In middle-aged rats, hippocampal microglia adopted a lipid-rich, pro-inflammatory phenotype that correlated directly with poorer spatial memory performance. Proteomic profiling revealed disrupted synaptic signaling proteins, reduced adult hippocampal neurogenesis, and dysregulated lipid-related pathways in both CSF and serum. Gut microbiota 16S rRNA sequencing showed depleted abundance of bacteria involved in lipid metabolism regulation — yet fecal microbiota transfer from young donors failed to robustly restore hippocampus-dependent memory in middle-aged recipients.

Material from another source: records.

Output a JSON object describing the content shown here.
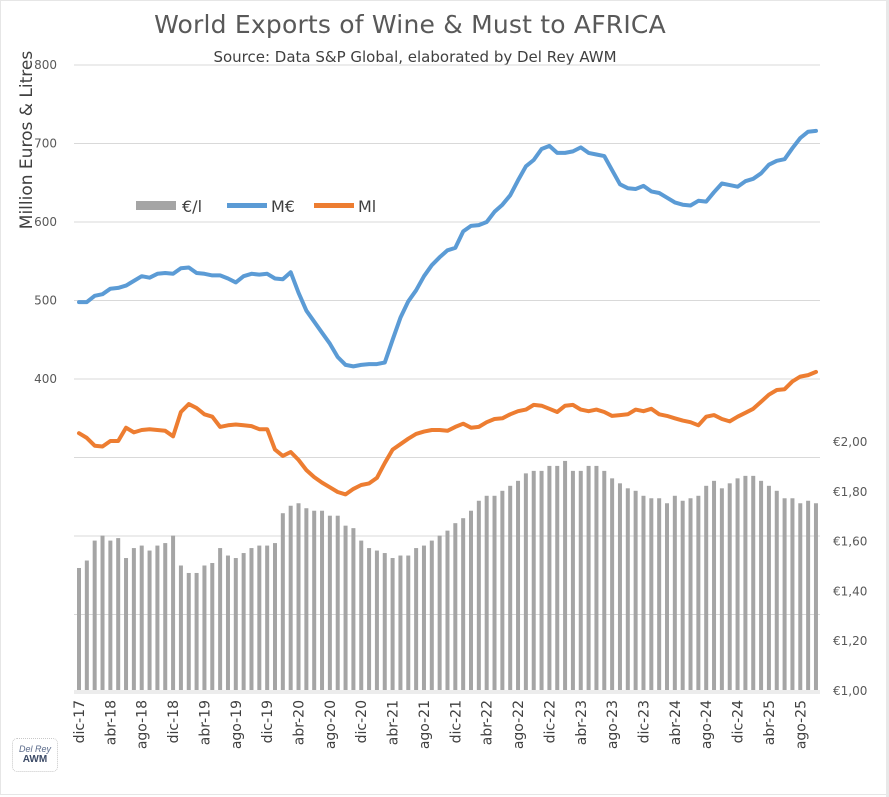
{
  "chart_data": {
    "type": "bar+line",
    "title": "World Exports of Wine & Must to AFRICA",
    "subtitle": "Source: Data S&P Global, elaborated by Del Rey AWM",
    "ylabel": "Million Euros & Litres",
    "ylabel_right": "",
    "xlabel": "",
    "ylim": [
      0,
      800
    ],
    "y_ticks": [
      "800",
      "700",
      "600",
      "500",
      "400"
    ],
    "y_gridlines": [
      0,
      100,
      200,
      300,
      400,
      500,
      600,
      700,
      800
    ],
    "y2lim": [
      1.0,
      2.0
    ],
    "y2_ticks": [
      "€2,00",
      "€1,80",
      "€1,60",
      "€1,40",
      "€1,20",
      "€1,00"
    ],
    "grid": true,
    "legend_position": "upper-left-inside",
    "x_tick_labels": [
      "dic-17",
      "abr-18",
      "ago-18",
      "dic-18",
      "abr-19",
      "ago-19",
      "dic-19",
      "abr-20",
      "ago-20",
      "dic-20",
      "abr-21",
      "ago-21",
      "dic-21",
      "abr-22",
      "ago-22",
      "dic-22",
      "abr-23",
      "ago-23",
      "dic-23",
      "abr-24",
      "ago-24",
      "dic-24",
      "abr-25",
      "ago-25"
    ],
    "x_start": "dic-17",
    "x_end": "oct-25",
    "n_points": 95,
    "series": [
      {
        "name": "€/l",
        "type": "bar",
        "axis": "right",
        "color": "#a5a5a5",
        "values": [
          1.49,
          1.52,
          1.6,
          1.62,
          1.6,
          1.61,
          1.53,
          1.57,
          1.58,
          1.56,
          1.58,
          1.59,
          1.62,
          1.5,
          1.47,
          1.47,
          1.5,
          1.51,
          1.57,
          1.54,
          1.53,
          1.55,
          1.57,
          1.58,
          1.58,
          1.59,
          1.71,
          1.74,
          1.75,
          1.73,
          1.72,
          1.72,
          1.7,
          1.7,
          1.66,
          1.65,
          1.6,
          1.57,
          1.56,
          1.55,
          1.53,
          1.54,
          1.54,
          1.57,
          1.58,
          1.6,
          1.62,
          1.64,
          1.67,
          1.69,
          1.72,
          1.76,
          1.78,
          1.78,
          1.8,
          1.82,
          1.84,
          1.87,
          1.88,
          1.88,
          1.9,
          1.9,
          1.92,
          1.88,
          1.88,
          1.9,
          1.9,
          1.88,
          1.85,
          1.83,
          1.81,
          1.8,
          1.78,
          1.77,
          1.77,
          1.75,
          1.78,
          1.76,
          1.77,
          1.78,
          1.82,
          1.84,
          1.81,
          1.83,
          1.85,
          1.86,
          1.86,
          1.84,
          1.82,
          1.8,
          1.77,
          1.77,
          1.75,
          1.76,
          1.75
        ]
      },
      {
        "name": "M€",
        "type": "line",
        "axis": "left",
        "color": "#5b9bd5",
        "values": [
          498,
          498,
          506,
          508,
          515,
          516,
          519,
          525,
          531,
          529,
          534,
          535,
          534,
          541,
          542,
          535,
          534,
          532,
          532,
          528,
          523,
          531,
          534,
          533,
          534,
          528,
          527,
          536,
          510,
          487,
          473,
          459,
          445,
          428,
          418,
          416,
          418,
          419,
          419,
          421,
          450,
          478,
          499,
          513,
          531,
          545,
          555,
          564,
          567,
          588,
          595,
          596,
          600,
          613,
          622,
          634,
          653,
          671,
          679,
          693,
          697,
          688,
          688,
          690,
          695,
          688,
          686,
          684,
          666,
          648,
          643,
          642,
          646,
          639,
          637,
          631,
          625,
          622,
          621,
          627,
          626,
          638,
          649,
          647,
          645,
          652,
          655,
          662,
          673,
          678,
          680,
          694,
          707,
          715,
          716
        ]
      },
      {
        "name": "Ml",
        "type": "line",
        "axis": "left",
        "color": "#ed7d31",
        "values": [
          331,
          325,
          315,
          314,
          321,
          321,
          338,
          332,
          335,
          336,
          335,
          334,
          327,
          358,
          368,
          363,
          355,
          352,
          339,
          341,
          342,
          341,
          340,
          336,
          336,
          310,
          302,
          307,
          297,
          284,
          275,
          268,
          262,
          256,
          253,
          260,
          265,
          267,
          274,
          293,
          310,
          317,
          324,
          330,
          333,
          335,
          335,
          334,
          339,
          343,
          338,
          339,
          345,
          349,
          350,
          355,
          359,
          361,
          367,
          366,
          362,
          358,
          366,
          367,
          361,
          359,
          361,
          358,
          353,
          354,
          355,
          361,
          359,
          362,
          355,
          353,
          350,
          347,
          345,
          341,
          352,
          354,
          349,
          346,
          352,
          357,
          362,
          371,
          380,
          386,
          387,
          397,
          403,
          405,
          409
        ]
      }
    ]
  },
  "legend": {
    "items": [
      "€/l",
      "M€",
      "Ml"
    ]
  },
  "logo": {
    "line1": "Del Rey",
    "line2": "AWM"
  }
}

This multi-omic rat study is notable for converging on lipid metabolism as a unifying thread across brain, blood, cerebrospinal fluid, and gut microbiome simultaneously — a systems-level framing rarely achieved in a single experiment. The microglial lipid-accumulation phenotype echoes emerging human data on lipid-laden 'disease-associated microglia' implicated in Alzheimer's pathology, suggesting the metabolic priming of neuroinflammation begins decades before clinical symptoms. The failed fecal transplant result is arguably the most clinically instructive finding: it implies gut dysbiosis may be a downstream reflection of systemic metabolic dysfunction rather than its primary driver, tempering microbiome-centric therapeutic optimism. Limitations are significant — rat models may not translate linearly to human midlife biology, cohort sizes are undisclosed, and causality between lipid dysregulation and cognitive decline remains correlative. Still, this work reinforces a narrowing intervention window: midlife lipid homeostasis, through dietary, pharmacological, or lifestyle targeting, could be a more tractable and time-sensitive lever for cognitive resilience than late-life intervention.